Autor: Thomas Ricken

Das KIKU Kinderkulturhaus Lohbrügge ist eine soziokulturelle Einrichtung völlig neuen Typs. Entstanden ist es aus der Projektsparte des Kulturzentrums LOLA. Für die Koopera­tionsprojekte der „East Side Story“ erhielt das Kulturzentrum den Hamburger Stadtteilkulturpreis. Beflügelt vom Erfolg und durch die Einsicht, dass viel für eine enge und regelmäßige Zusammenarbeit zwischen Schule und Soziokultur spricht, entstand im April 2008 die Idee, ein Kinderkulturhaus – kurz KIKU – in Lohbrügge zu gründen. Im Sommer 2010 war es so weit: Es gab die Förderzusage im Rahmen der aktiven Stadtteilentwicklung. Neben der Behörde für Stadtentwicklung und Umwelt und der Behörde für Kultur und Medien bezuschusste die Hamburger Bürgerschaft durch Mittel aus dem Sonder­-in­vestitionsprogramm und die Behörde für Schule und Berufs­bil­dung das neue Modell. Rund 1,8 Millionen Euro standen so für den Gebäudeankauf und für den Betrieb in den nächsten acht Jahren bereit.

Die LOLA gab dem Modell KIKU eine eigene Rechtsform – eine so genannte gemeinnützige „Mini-GmbH“ bzw. Unternehmergesellschaft. Geschäftsführer sind Thomas Ricken und die langjährige LOLA-Co-Geschäftsführerin Ortrud Schwirz.
Sehr viel Zeit hatten die Verantwortlichen nicht, ihr Kon­zept in die Tat umzusetzen. Die ersten KIKU-Projekte fanden bereits im Herbst 2010 statt: Kinder der fünften Klasse der Stadtteilschule Lohbrügge gestalteten malerisch sowie mit Fotos und Interviews einen Wandkalender. Ein Theaterprojekt folgte und zu Beginn des Jahres gab es einen Radio- und Hörspiel­workshop. Kinder einer vierten Klasse der Schule Leuschner­straße produzierten nicht nur eine einstündige Radiosendung und ein Hörspiel, sondern kamen auch als Reporter zum Ein­satz: Als Grünen-Vorsitzende Claudia Roth das KIKU besuchte, wurde sie gleich von den Kindern interviewt. Hieraus entstand dann eine weitere Radiosendung. Das KIKU kooperierte bei diesem Medienangebot mit den „Ohrlotsen“ der MOTTE und der Eimsbüttler Initiative „Radio Funkstark“.

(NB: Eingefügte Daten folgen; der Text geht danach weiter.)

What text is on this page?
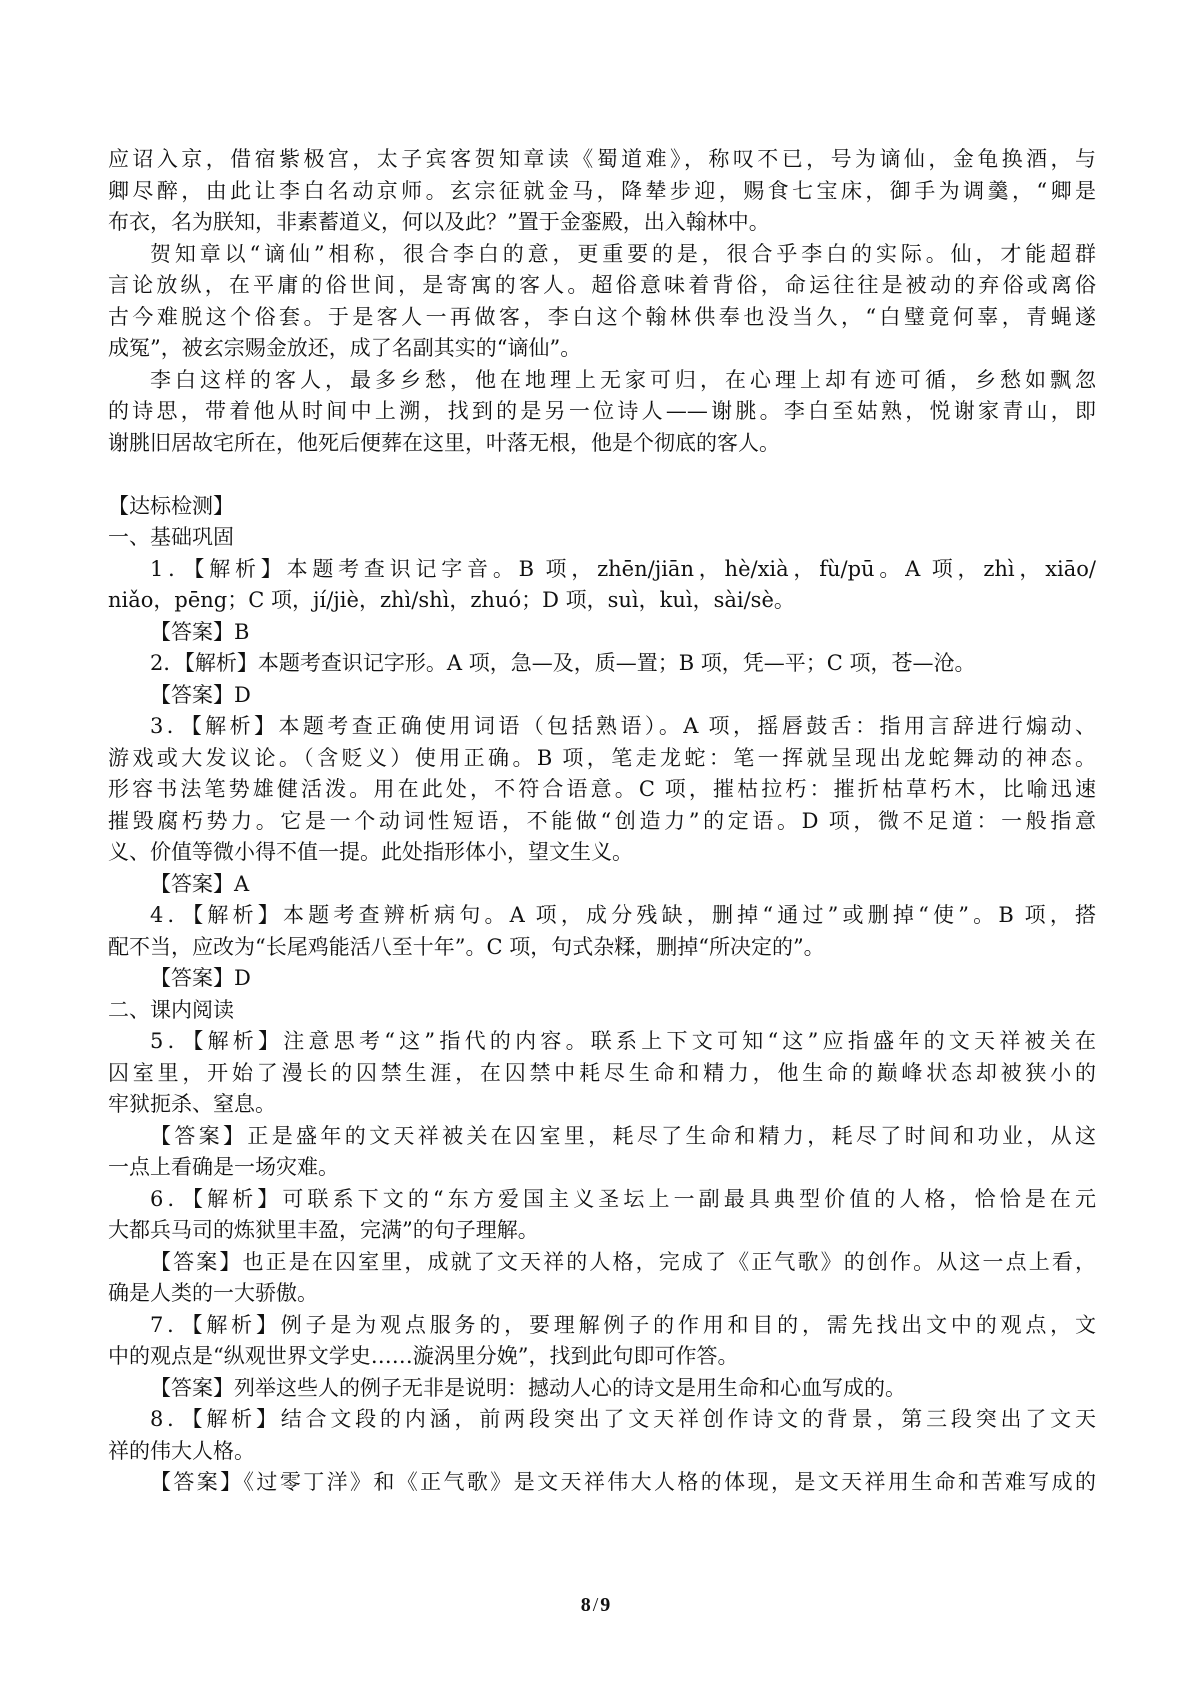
应诏入京，借宿紫极宫，太子宾客贺知章读《蜀道难》，称叹不已，号为谪仙，金龟换酒，与
卿尽醉，由此让李白名动京师。玄宗征就金马，降辇步迎，赐食七宝床，御手为调羹，“卿是
布衣，名为朕知，非素蓄道义，何以及此？”置于金銮殿，出入翰林中。
贺知章以“谪仙”相称，很合李白的意，更重要的是，很合乎李白的实际。仙，才能超群
言论放纵，在平庸的俗世间，是寄寓的客人。超俗意味着背俗，命运往往是被动的弃俗或离俗
古今难脱这个俗套。于是客人一再做客，李白这个翰林供奉也没当久，“白璧竟何辜，青蝇遂
成冤”，被玄宗赐金放还，成了名副其实的“谪仙”。
李白这样的客人，最多乡愁，他在地理上无家可归，在心理上却有迹可循，乡愁如飘忽
的诗思，带着他从时间中上溯，找到的是另一位诗人——谢朓。李白至姑熟，悦谢家青山，即
谢朓旧居故宅所在，他死后便葬在这里，叶落无根，他是个彻底的客人。
【达标检测】
一、基础巩固
1．【解析】本题考查识记字音。B 项，zhēn/jiān，hè/xià，fù/pū。A 项，zhì，xiāo/
niǎo，pēng；C 项，jí/jiè，zhì/shì，zhuó；D 项，suì，kuì，sài/sè。
【答案】B
2．【解析】本题考查识记字形。A 项，急—及，质—置；B 项，凭—平；C 项，苍—沧。
【答案】D
3．【解析】本题考查正确使用词语（包括熟语）。A 项，摇唇鼓舌：指用言辞进行煽动、
游戏或大发议论。（含贬义）使用正确。B 项，笔走龙蛇：笔一挥就呈现出龙蛇舞动的神态。
形容书法笔势雄健活泼。用在此处，不符合语意。C 项，摧枯拉朽：摧折枯草朽木，比喻迅速
摧毁腐朽势力。它是一个动词性短语，不能做“创造力”的定语。D 项，微不足道：一般指意
义、价值等微小得不值一提。此处指形体小，望文生义。
【答案】A
4．【解析】本题考查辨析病句。A 项，成分残缺，删掉“通过”或删掉“使”。B 项，搭
配不当，应改为“长尾鸡能活八至十年”。C 项，句式杂糅，删掉“所决定的”。
【答案】D
二、课内阅读
5．【解析】注意思考“这”指代的内容。联系上下文可知“这”应指盛年的文天祥被关在
囚室里，开始了漫长的囚禁生涯，在囚禁中耗尽生命和精力，他生命的巅峰状态却被狭小的
牢狱扼杀、窒息。
【答案】正是盛年的文天祥被关在囚室里，耗尽了生命和精力，耗尽了时间和功业，从这
一点上看确是一场灾难。
6．【解析】可联系下文的“东方爱国主义圣坛上一副最具典型价值的人格，恰恰是在元
大都兵马司的炼狱里丰盈，完满”的句子理解。
【答案】也正是在囚室里，成就了文天祥的人格，完成了《正气歌》的创作。从这一点上看，
确是人类的一大骄傲。
7．【解析】例子是为观点服务的，要理解例子的作用和目的，需先找出文中的观点，文
中的观点是“纵观世界文学史……漩涡里分娩”，找到此句即可作答。
【答案】列举这些人的例子无非是说明：撼动人心的诗文是用生命和心血写成的。
8．【解析】结合文段的内涵，前两段突出了文天祥创作诗文的背景，第三段突出了文天
祥的伟大人格。
【答案】《过零丁洋》和《正气歌》是文天祥伟大人格的体现，是文天祥用生命和苦难写成的
8 / 9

„Wir sehen uns als ein Teil der soziokulturellen Szene in Hamburg“, sagt Thomas Ricken. „Wir begreifen es als Stärke, vernetzt zu sein und mit unseren Möglichkeiten Kompetenzen verschiedener Anbieter zu fördern und weiterzuentwickeln.“ Vernetzt ist das KIKU vor allem auch im Stadtteil Lohbrügge – hier arbeitet es jetzt bereits mit zehn Schulen und etlichen Kitas zusammen.

Eine besondere Herausforderung ist die Umsetzung der sprachförderlichen Kulturprojekte, die das KIKU im Auftrag der Behörde für Schule und Berufsbildung durchführt. Die ausgewiesene Zielgruppe sind Kinder, die einen besonderen, durch Tests nachgewiesenen Sprachförderbedarf haben. Diese Grund­schüler nehmen gruppenweise an Kulturprojekten teil, die ein- oder zweimal wöchentlich nach der regulären Schulzeit statt­finden. Die Fortbildung der mit dieser Arbeit betrauten Künst­ler und Kulturpädagogen führt das Landesinstitut für Lehrer­bil­dung (LI) durch. Die dortige Abteilung Qualitätsentwick­lung evaluiert das erfolgversprechende Experiment.

Ein wesentlicher Bestandteil der KIKU-Arbeit wird zukünftig die Medienkompetenz-Förderung sein. Hier ist eine enge Kooperation mit der Stadtteilschule Richard-Linde-Weg geplant. Angesichts des rasanten Bedeutungszuwachses, den die Medien, insbesondere das Internet, in kurzer Zeit erfahren haben, will das KIKU Möglichkeiten des kreativen Umgangs mit Computer, Film und Fotografie erproben und fördern. Diese Arbeit wird durch externe Partner unterstützt. So ermöglichte die ZEIT-Stiftung die Anschaffung von Laptops und die NBB-Bildungs­initiative rüstete das KIKU mit PC-Komplettsystemen aus.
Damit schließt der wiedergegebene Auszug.